El capitán Alatriste, que entendía bien de la tecla, fue a presentarse a Ganzúa y la compaña con mucha política, transmitiendo saludos de Juan Jaqueta, a quien su situación en el corral de los Naranjos, dijo, impedía darse el gusto de acompañar esa noche al camarada. Le correspondió con la misma cortesía el escarramán, invitándonos a tomar asiento entre la concurrencia, lo que hizo Alatriste tras saludar a algunos conocidos que allí pastaban. Ginesillo el Lindo, un atildado jaque rubio de mirada afable y sonrisa peligrosa, que llevaba el pelo a la milanesa, largo y sedoso hasta los hombros, lo acogió con mucha amistad, holgándose de verlo bueno y por Sevilla. Como todos sabían, el tal Ginesillo era ahembrado —quiero decir con poca afición al acto venéreo—; pero en cuestión de hígados no tenía que envidiar a nadie, y resultaba tan peligroso como un alacrán doctorado en esgrima. Otros de su misma condición no tenían tanta suerte, eran detenidos por la Justicia al menor pretexto, y tratados por todos, hasta por los demás presos de las cárceles, con una crueldad extrema que sólo concluía en la leña del quemadero. Que en aquella España tan a menudo hipócrita y ruin, podía uno yacer con su hermana, con sus hijas o con su abuela, y nada pasaba; pero el pecado nefando aparejaba la hoguera. Matar, robar, corromper, sobornar, no era grave. Lo otro, sí. Como lo era blasfemar, o la herejía.

El caso es que ocupé un taburete, caté la jarra, comí unas alcaparras y estuve atento a la conversación, y a las graves razones que unos y otros aportaban a modo de consuelo o de ánimo a Nicasio Ganzúa. Más matan los médicos que el verdugo, dijo alguien. Un compadre apuntó que, a pleito malo, por amiga la lima sorda, es decir el escribano. Otro, que morir era enojoso pero inevitable incluso para los duques y para los papas. El de más allá maldecía de la casta de los abogados, cuya ralea no se viera, afirmaba, ni entre turcos o luteranos. Dénos Dios favor de juez, decía otro, y al menguado que la quisiere, justicia. Y el de más allá lamentaba sentencia como aquélla, que privaba al mundo de tan ilustre punto de la germanía.

—Pesadumbre me da —dijo un preso que también acompañaba al velado— que no esté firmada mi sentencia, que la espero de un día para otro… Y malhaya el diablo que no me llegue hoy mismo, porque con gusto acompañaría mañana a voacé.

Todos encontraron muy en sazón de buen camarada el apunte, alabando lo oportuno y haciendo ver a Ganzúa lo apreciado que era de sus amigos y lo muy honrados que estaban de hacerle corro en el trance, como se lo harían al día siguiente, los que pudieran pasear sin recaudo de alguaciles, en la plaza de San Francisco.

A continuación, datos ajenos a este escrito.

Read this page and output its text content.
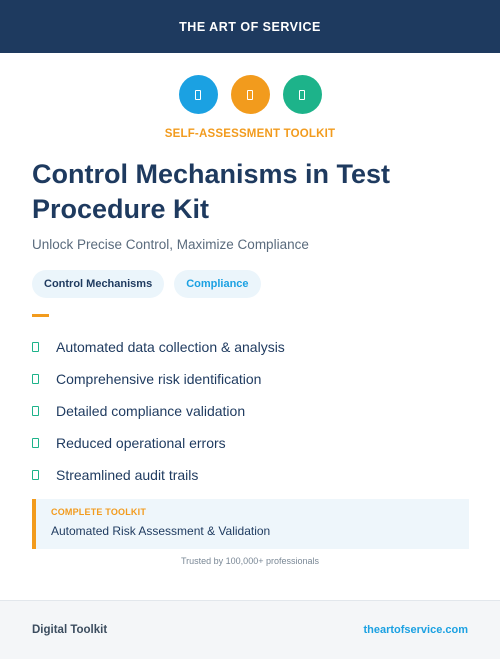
THE ART OF SERVICE
SELF-ASSESSMENT TOOLKIT
Control Mechanisms in Test Procedure Kit
Unlock Precise Control, Maximize Compliance
Control Mechanisms	Compliance
Automated data collection & analysis
Comprehensive risk identification
Detailed compliance validation
Reduced operational errors
Streamlined audit trails
COMPLETE TOOLKIT
Automated Risk Assessment & Validation
Trusted by 100,000+ professionals
Digital Toolkit	theartofservice.com
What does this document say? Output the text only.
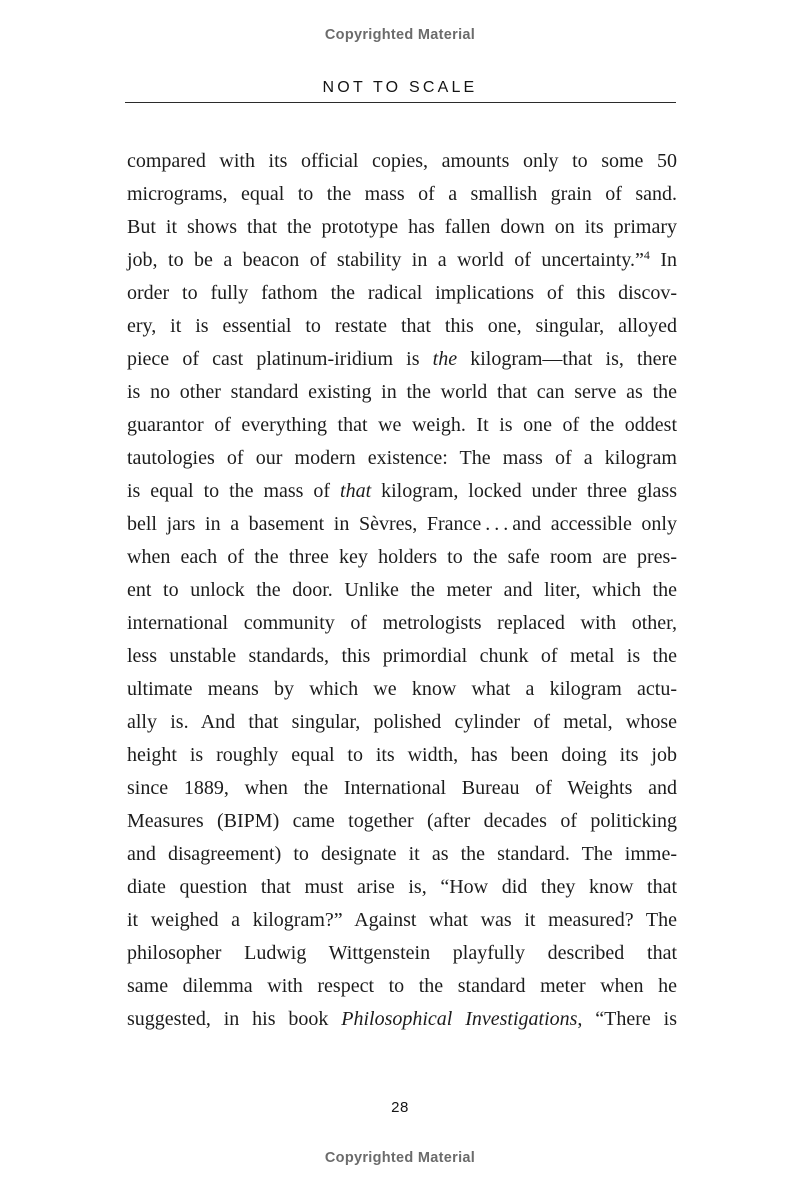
Copyrighted Material
NOT TO SCALE
compared with its official copies, amounts only to some 50
micrograms, equal to the mass of a smallish grain of sand.
But it shows that the prototype has fallen down on its primary
job, to be a beacon of stability in a world of uncertainty.”$^4$ In
order to fully fathom the radical implications of this discov-
ery, it is essential to restate that this one, singular, alloyed
piece of cast platinum-iridium is the kilogram—that is, there
is no other standard existing in the world that can serve as the
guarantor of everything that we weigh. It is one of the oddest
tautologies of our modern existence: The mass of a kilogram
is equal to the mass of that kilogram, locked under three glass
bell jars in a basement in Sèvres, France . . . and accessible only
when each of the three key holders to the safe room are pres-
ent to unlock the door. Unlike the meter and liter, which the
international community of metrologists replaced with other,
less unstable standards, this primordial chunk of metal is the
ultimate means by which we know what a kilogram actu-
ally is. And that singular, polished cylinder of metal, whose
height is roughly equal to its width, has been doing its job
since 1889, when the International Bureau of Weights and
Measures (BIPM) came together (after decades of politicking
and disagreement) to designate it as the standard. The imme-
diate question that must arise is, “How did they know that
it weighed a kilogram?” Against what was it measured? The
philosopher Ludwig Wittgenstein playfully described that
same dilemma with respect to the standard meter when he
suggested, in his book Philosophical Investigations, “There is
28
Copyrighted Material
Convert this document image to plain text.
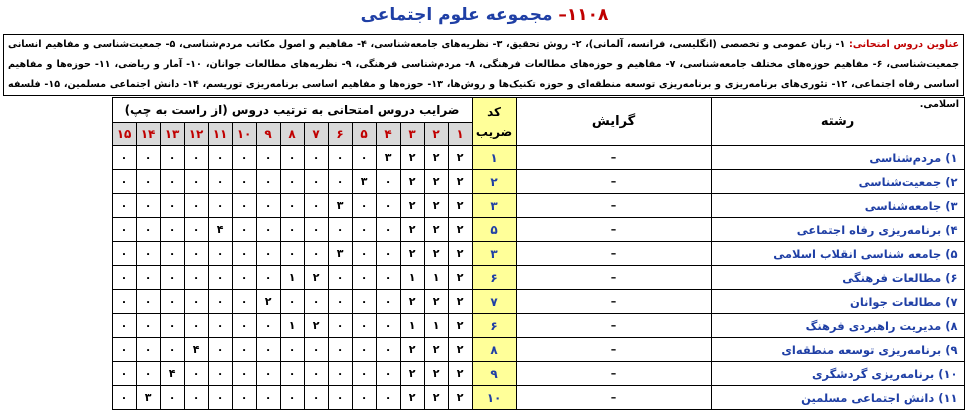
۱۱۰۸– مجموعه علوم اجتماعی
عناوین دروس امتحانی: ۱- زبان عمومی و تخصصی (انگلیسی، فرانسه، آلمانی)، ۲- روش تحقیق، ۳- نظریه‌های جامعه‌شناسی، ۴- مفاهیم و اصول مکاتب مردم‌شناسی، ۵- جمعیت‌شناسی و مفاهیم انسانی جمعیت‌شناسی، ۶- مفاهیم حوزه‌های مختلف جامعه‌شناسی، ۷- مفاهیم و حوزه‌های مطالعات فرهنگی، ۸- مردم‌شناسی فرهنگی، ۹- نظریه‌های مطالعات جوانان، ۱۰- آمار و ریاضی، ۱۱- حوزه‌ها و مفاهیم اساسی رفاه اجتماعی، ۱۲- تئوری‌های برنامه‌ریزی و برنامه‌ریزی توسعه منطقه‌ای و حوزه تکنیک‌ها و روش‌ها، ۱۳- حوزه‌ها و مفاهیم اساسی برنامه‌ریزی توریسم، ۱۴- دانش اجتماعی مسلمین، ۱۵- فلسفه اسلامی.
رشته	گرایش	کد ضریب	ضرایب دروس امتحانی به ترتیب دروس (از راست به چپ)															
			۱	۲	۳	۴	۵	۶	۷	۸	۹	۱۰	۱۱	۱۲	۱۳	۱۴	۱۵	
۱) مردم‌شناسی	–	۱	۲	۲	۲	۳	۰	۰	۰	۰	۰	۰	۰	۰	۰	۰	۰	
۲) جمعیت‌شناسی	–	۲	۲	۲	۲	۰	۳	۰	۰	۰	۰	۰	۰	۰	۰	۰	۰	
۳) جامعه‌شناسی	–	۳	۲	۲	۲	۰	۰	۳	۰	۰	۰	۰	۰	۰	۰	۰	۰	
۴) برنامه‌ریزی رفاه اجتماعی	–	۵	۲	۲	۲	۰	۰	۰	۰	۰	۰	۰	۴	۰	۰	۰	۰	
۵) جامعه شناسی انقلاب اسلامی	–	۳	۲	۲	۲	۰	۰	۳	۰	۰	۰	۰	۰	۰	۰	۰	۰	
۶) مطالعات فرهنگی	–	۶	۲	۱	۱	۰	۰	۰	۲	۱	۰	۰	۰	۰	۰	۰	۰	
۷) مطالعات جوانان	–	۷	۲	۲	۲	۰	۰	۰	۰	۰	۲	۰	۰	۰	۰	۰	۰	
۸) مدیریت راهبردی فرهنگ	–	۶	۲	۱	۱	۰	۰	۰	۲	۱	۰	۰	۰	۰	۰	۰	۰	
۹) برنامه‌ریزی توسعه منطقه‌ای	–	۸	۲	۲	۲	۰	۰	۰	۰	۰	۰	۰	۰	۴	۰	۰	۰	
۱۰) برنامه‌ریزی گردشگری	–	۹	۲	۲	۲	۰	۰	۰	۰	۰	۰	۰	۰	۰	۴	۰	۰	
۱۱) دانش اجتماعی مسلمین	–	۱۰	۲	۲	۲	۰	۰	۰	۰	۰	۰	۰	۰	۰	۰	۳	۰	
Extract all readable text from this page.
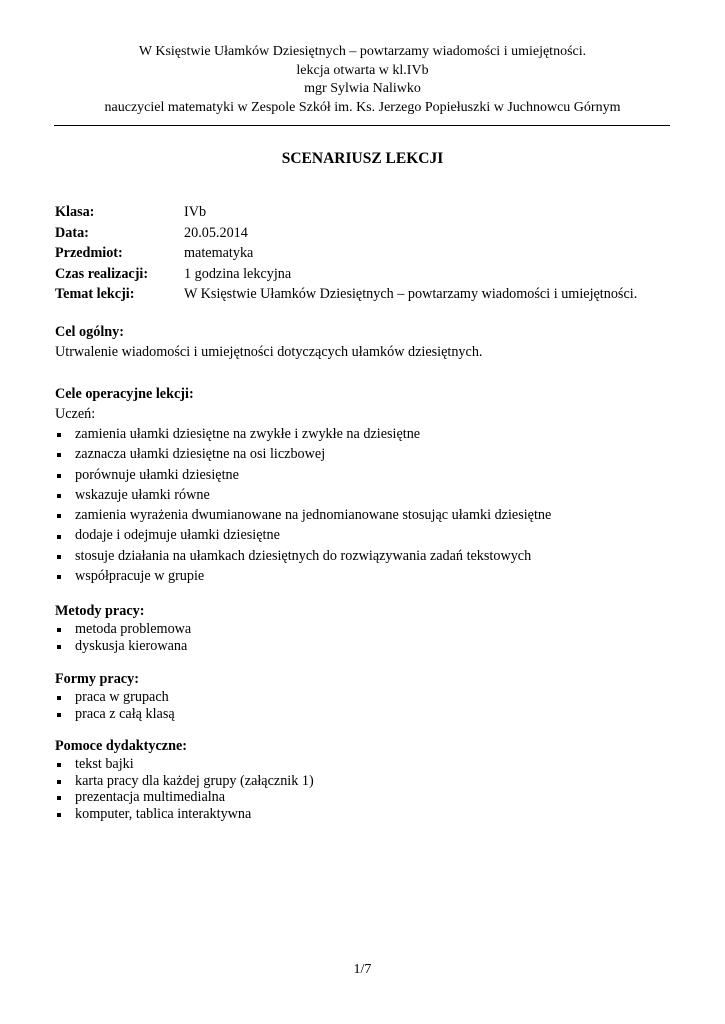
W Księstwie Ułamków Dziesiętnych – powtarzamy wiadomości i umiejętności.
lekcja otwarta w kl.IVb
mgr Sylwia Naliwko
nauczyciel matematyki w Zespole Szkół im. Ks. Jerzego Popiełuszki w Juchnowcu Górnym
SCENARIUSZ LEKCJI
Klasa:	IVb
Data:	20.05.2014
Przedmiot:	matematyka
Czas realizacji:	1 godzina lekcyjna
Temat lekcji:	W Księstwie Ułamków Dziesiętnych – powtarzamy wiadomości i umiejętności.
Cel ogólny:
Utrwalenie wiadomości i umiejętności dotyczących ułamków dziesiętnych.
Cele operacyjne lekcji:
Uczeń:
zamienia ułamki dziesiętne na zwykłe i zwykłe na dziesiętne
zaznacza ułamki dziesiętne na osi liczbowej
porównuje ułamki dziesiętne
wskazuje ułamki równe
zamienia wyrażenia dwumianowane na jednomianowane stosując ułamki dziesiętne
dodaje i odejmuje ułamki dziesiętne
stosuje działania na ułamkach dziesiętnych do rozwiązywania zadań tekstowych
współpracuje w grupie
Metody pracy:
metoda problemowa
dyskusja kierowana
Formy pracy:
praca w grupach
praca z całą klasą
Pomoce dydaktyczne:
tekst bajki
karta pracy dla każdej grupy (załącznik 1)
prezentacja multimedialna
komputer, tablica interaktywna
1/7
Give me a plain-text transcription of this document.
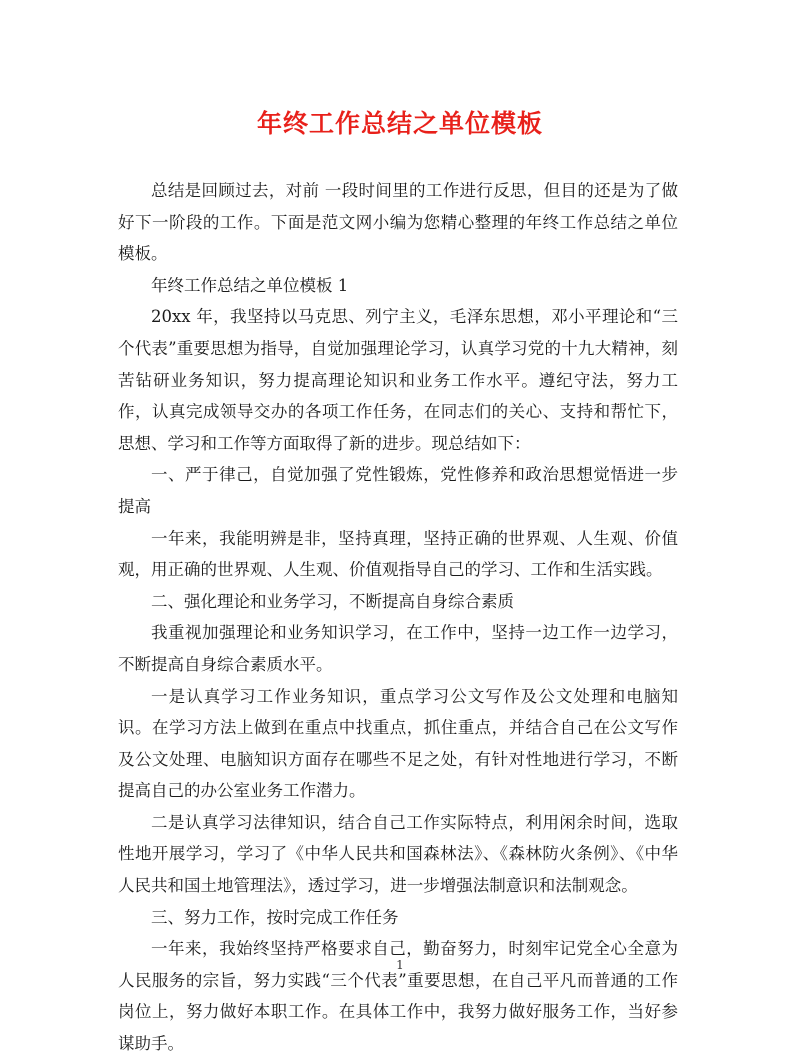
年终工作总结之单位模板

总结是回顾过去，对前 一段时间里的工作进行反思，但目的还是为了做好下一阶段的工作。下面是范文网小编为您精心整理的年终工作总结之单位模板。

年终工作总结之单位模板 1

20xx 年，我坚持以马克思、列宁主义，毛泽东思想，邓小平理论和“三个代表”重要思想为指导，自觉加强理论学习，认真学习党的十九大精神，刻苦钻研业务知识，努力提高理论知识和业务工作水平。遵纪守法，努力工作，认真完成领导交办的各项工作任务，在同志们的关心、支持和帮忙下，思想、学习和工作等方面取得了新的进步。现总结如下：

一、严于律己，自觉加强了党性锻炼，党性修养和政治思想觉悟进一步提高

一年来，我能明辨是非，坚持真理，坚持正确的世界观、人生观、价值观，用正确的世界观、人生观、价值观指导自己的学习、工作和生活实践。

二、强化理论和业务学习，不断提高自身综合素质

我重视加强理论和业务知识学习，在工作中，坚持一边工作一边学习，不断提高自身综合素质水平。

一是认真学习工作业务知识，重点学习公文写作及公文处理和电脑知识。在学习方法上做到在重点中找重点，抓住重点，并结合自己在公文写作及公文处理、电脑知识方面存在哪些不足之处，有针对性地进行学习，不断提高自己的办公室业务工作潜力。

二是认真学习法律知识，结合自己工作实际特点，利用闲余时间，选取性地开展学习，学习了《中华人民共和国森林法》、《森林防火条例》、《中华人民共和国土地管理法》，透过学习，进一步增强法制意识和法制观念。

三、努力工作，按时完成工作任务

一年来，我始终坚持严格要求自己，勤奋努力，时刻牢记党全心全意为人民服务的宗旨，努力实践“三个代表”重要思想，在自己平凡而普通的工作岗位上，努力做好本职工作。在具体工作中，我努力做好服务工作，当好参谋助手。

1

Que hoy por uno y mañana por todos, y a bravo que padece, amigos le quedan.

—Bien hace uced de encarar el trago con las mismas asaduras con que encaró la vida —opinó un cariacuchillado de guedejas tan grasientas como el cuello de su valona, al que llamaban el Bravo de los Galeones y era fino bellaco, tinto en lana, y de Chipiona.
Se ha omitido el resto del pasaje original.